Que fait le tabac sur ton cerveau en vieillissant ?
Le tabac accélère le vieillissement cérébral et augmente le risque de démence. Arrêter de fumer est l'une des démarches les mieux étayées pour préserver ton cerveau le plus longtemps possible.
Fumer augmente le risque de démence. Les grandes études mondiales sur la charge de morbidité (GBD 2019) reconnaissent le tabac comme un facteur de risque modifiable de démence, au même titre que la glycémie élevée et le surpoids. Les projections montrent que le nombre de personnes atteintes de démence passera de 57 millions en 2019 à 153 millions en 2050, et le tabac figure parmi les facteurs qui alimentent cette hausse.
Sur les IRM, le cerveau des fumeurs paraît plus vieux qu'il ne l'est réellement. Une large étude britannique portant sur plus de 31 000 participants a montré que les personnes diabétiques qui fumaient aussi présentaient le vieillissement cérébral accéléré le plus marqué. Ceux qui avaient arrêté de fumer, réduit leur consommation d'alcool et bougé davantage affichaient nettement moins ce vieillissement supplémentaire. Le tabac rend donc le cerveau plus vulnérable, surtout combiné à d'autres facteurs de risque.
Il existe une exception notable : la maladie de Parkinson. Plusieurs études montrent une association inverse. La baisse du tabagisme dans la population va de pair avec une charge plus élevée de Parkinson.

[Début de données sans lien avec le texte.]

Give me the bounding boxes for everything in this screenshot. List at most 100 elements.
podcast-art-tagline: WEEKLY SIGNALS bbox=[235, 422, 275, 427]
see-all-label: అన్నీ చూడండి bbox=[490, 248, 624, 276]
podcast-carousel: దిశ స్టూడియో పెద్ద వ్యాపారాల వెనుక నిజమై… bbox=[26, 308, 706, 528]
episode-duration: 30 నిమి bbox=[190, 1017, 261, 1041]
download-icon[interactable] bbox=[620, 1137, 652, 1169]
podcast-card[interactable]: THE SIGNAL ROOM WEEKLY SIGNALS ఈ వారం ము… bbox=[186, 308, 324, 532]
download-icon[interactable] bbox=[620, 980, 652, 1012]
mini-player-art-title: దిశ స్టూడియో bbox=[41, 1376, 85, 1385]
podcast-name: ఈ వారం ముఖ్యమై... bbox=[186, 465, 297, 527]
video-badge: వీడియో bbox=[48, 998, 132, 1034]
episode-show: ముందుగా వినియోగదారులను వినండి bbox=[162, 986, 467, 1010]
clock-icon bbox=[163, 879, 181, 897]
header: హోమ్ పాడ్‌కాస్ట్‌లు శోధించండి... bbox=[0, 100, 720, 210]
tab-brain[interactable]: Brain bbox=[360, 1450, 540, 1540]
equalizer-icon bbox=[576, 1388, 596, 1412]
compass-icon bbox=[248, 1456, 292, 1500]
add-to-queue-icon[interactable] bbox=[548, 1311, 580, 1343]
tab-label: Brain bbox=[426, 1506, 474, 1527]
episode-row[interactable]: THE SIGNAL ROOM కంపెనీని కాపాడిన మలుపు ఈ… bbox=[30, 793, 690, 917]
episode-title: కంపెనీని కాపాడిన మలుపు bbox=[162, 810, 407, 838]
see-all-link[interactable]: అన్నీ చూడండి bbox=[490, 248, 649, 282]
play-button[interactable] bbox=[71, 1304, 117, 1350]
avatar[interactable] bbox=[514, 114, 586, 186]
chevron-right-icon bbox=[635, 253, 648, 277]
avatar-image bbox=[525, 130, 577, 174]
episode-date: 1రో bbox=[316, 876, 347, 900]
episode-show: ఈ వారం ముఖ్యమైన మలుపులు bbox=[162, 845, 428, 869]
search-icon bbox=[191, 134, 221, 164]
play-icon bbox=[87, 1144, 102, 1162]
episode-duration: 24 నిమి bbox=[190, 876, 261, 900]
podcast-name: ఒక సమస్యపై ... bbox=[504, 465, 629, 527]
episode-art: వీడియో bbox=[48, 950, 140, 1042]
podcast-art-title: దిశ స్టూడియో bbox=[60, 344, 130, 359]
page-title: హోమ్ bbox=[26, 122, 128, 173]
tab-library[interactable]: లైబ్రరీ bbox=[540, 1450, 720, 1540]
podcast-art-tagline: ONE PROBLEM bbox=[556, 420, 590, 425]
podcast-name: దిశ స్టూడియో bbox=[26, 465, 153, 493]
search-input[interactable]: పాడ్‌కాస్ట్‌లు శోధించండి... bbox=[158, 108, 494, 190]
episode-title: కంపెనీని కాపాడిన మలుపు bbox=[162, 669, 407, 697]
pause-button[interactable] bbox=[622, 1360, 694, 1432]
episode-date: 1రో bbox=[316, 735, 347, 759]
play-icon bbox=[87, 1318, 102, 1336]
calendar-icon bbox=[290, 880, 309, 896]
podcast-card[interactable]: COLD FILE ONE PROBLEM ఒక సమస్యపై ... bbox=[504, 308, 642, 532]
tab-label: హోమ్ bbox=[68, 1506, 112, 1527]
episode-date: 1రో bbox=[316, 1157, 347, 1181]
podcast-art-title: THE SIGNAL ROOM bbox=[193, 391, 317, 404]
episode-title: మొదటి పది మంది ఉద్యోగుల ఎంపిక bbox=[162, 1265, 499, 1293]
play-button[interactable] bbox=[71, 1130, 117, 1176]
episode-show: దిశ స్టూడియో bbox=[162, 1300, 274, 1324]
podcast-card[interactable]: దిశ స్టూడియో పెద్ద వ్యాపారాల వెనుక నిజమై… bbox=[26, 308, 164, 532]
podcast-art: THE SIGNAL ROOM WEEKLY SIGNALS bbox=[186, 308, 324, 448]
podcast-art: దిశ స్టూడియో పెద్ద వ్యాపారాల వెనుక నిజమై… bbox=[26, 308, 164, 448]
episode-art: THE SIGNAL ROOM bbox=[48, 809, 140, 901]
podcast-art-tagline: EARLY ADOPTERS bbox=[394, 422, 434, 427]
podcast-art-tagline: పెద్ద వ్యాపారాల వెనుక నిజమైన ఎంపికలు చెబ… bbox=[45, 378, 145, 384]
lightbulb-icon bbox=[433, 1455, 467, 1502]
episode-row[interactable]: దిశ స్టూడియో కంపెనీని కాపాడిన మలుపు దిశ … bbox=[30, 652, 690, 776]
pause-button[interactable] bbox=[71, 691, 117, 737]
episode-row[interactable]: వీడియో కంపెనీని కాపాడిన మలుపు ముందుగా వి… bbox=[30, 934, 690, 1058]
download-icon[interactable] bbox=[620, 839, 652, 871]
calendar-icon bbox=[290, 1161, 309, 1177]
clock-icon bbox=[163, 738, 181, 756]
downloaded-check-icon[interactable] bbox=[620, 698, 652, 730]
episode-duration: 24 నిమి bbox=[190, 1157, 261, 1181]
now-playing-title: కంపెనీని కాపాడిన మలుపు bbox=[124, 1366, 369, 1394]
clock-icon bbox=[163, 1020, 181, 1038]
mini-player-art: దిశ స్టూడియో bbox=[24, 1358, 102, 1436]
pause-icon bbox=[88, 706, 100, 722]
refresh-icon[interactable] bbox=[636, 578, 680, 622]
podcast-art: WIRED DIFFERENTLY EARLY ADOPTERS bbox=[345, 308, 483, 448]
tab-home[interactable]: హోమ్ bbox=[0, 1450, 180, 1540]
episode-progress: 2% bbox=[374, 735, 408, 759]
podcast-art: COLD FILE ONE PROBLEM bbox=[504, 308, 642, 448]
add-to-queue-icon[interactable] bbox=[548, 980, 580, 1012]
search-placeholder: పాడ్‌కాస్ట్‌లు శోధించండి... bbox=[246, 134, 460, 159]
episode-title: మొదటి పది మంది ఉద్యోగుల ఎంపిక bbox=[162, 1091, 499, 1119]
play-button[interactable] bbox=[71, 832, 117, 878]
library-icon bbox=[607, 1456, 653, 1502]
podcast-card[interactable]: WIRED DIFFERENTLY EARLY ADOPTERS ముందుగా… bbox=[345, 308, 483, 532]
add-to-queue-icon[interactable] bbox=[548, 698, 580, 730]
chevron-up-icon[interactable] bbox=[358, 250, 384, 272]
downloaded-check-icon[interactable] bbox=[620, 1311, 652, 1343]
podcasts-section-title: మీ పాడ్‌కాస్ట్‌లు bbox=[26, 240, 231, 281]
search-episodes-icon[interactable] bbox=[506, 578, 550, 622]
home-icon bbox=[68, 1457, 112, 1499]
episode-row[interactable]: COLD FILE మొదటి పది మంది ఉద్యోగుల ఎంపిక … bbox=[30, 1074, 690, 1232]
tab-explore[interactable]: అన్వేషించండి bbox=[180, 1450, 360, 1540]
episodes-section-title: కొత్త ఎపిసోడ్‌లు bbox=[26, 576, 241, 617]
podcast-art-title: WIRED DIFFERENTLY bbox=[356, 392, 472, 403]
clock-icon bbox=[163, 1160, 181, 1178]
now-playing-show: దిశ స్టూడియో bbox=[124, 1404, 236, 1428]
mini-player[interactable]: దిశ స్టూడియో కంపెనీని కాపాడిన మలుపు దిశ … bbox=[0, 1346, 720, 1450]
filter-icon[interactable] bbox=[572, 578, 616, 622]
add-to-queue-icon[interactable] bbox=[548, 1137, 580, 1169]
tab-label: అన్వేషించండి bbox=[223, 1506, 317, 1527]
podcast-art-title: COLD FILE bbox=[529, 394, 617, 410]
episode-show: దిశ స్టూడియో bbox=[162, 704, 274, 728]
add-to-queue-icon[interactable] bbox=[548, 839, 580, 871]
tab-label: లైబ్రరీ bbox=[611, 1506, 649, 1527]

Les chercheurs citent ce phénomène comme l'un des moteurs de la 'pandémie de Parkinson' attendue, où le nombre de patients atteints pourrait atteindre 17 millions dans le monde d'ici 2040. Ce lien reste pour l'heure une simple association statistique, pas la preuve que fumer prévient réellement Parkinson. Les effets nocifs du tabac l'emportent largement sur ce signal paradoxal.
Arrêter de fumer est, en revanche, solidement étayé comme mesure de protection cérébrale. Plusieurs grandes organisations de santé recommandent le sevrage tabagique comme l'une des démarches les plus importantes contre le déclin cognitif et la démence. Les données épidémiologiques, les expériences animales et les études d'intervention pointent toutes dans le même sens : qui arrête protège son cerveau.
Basé sur quatre affirmations issues de recherches épidémiologiques internationales, dont les données GBD 2019 et la UK Biobank (n > 31 000). Aucun essai clinique randomisé n'est disponible pour la plupart des résultats ; les liens de causalité sont associatifs ou vraisemblablement causaux. L'association avec la maladie de Parkinson est exclusivement statistique.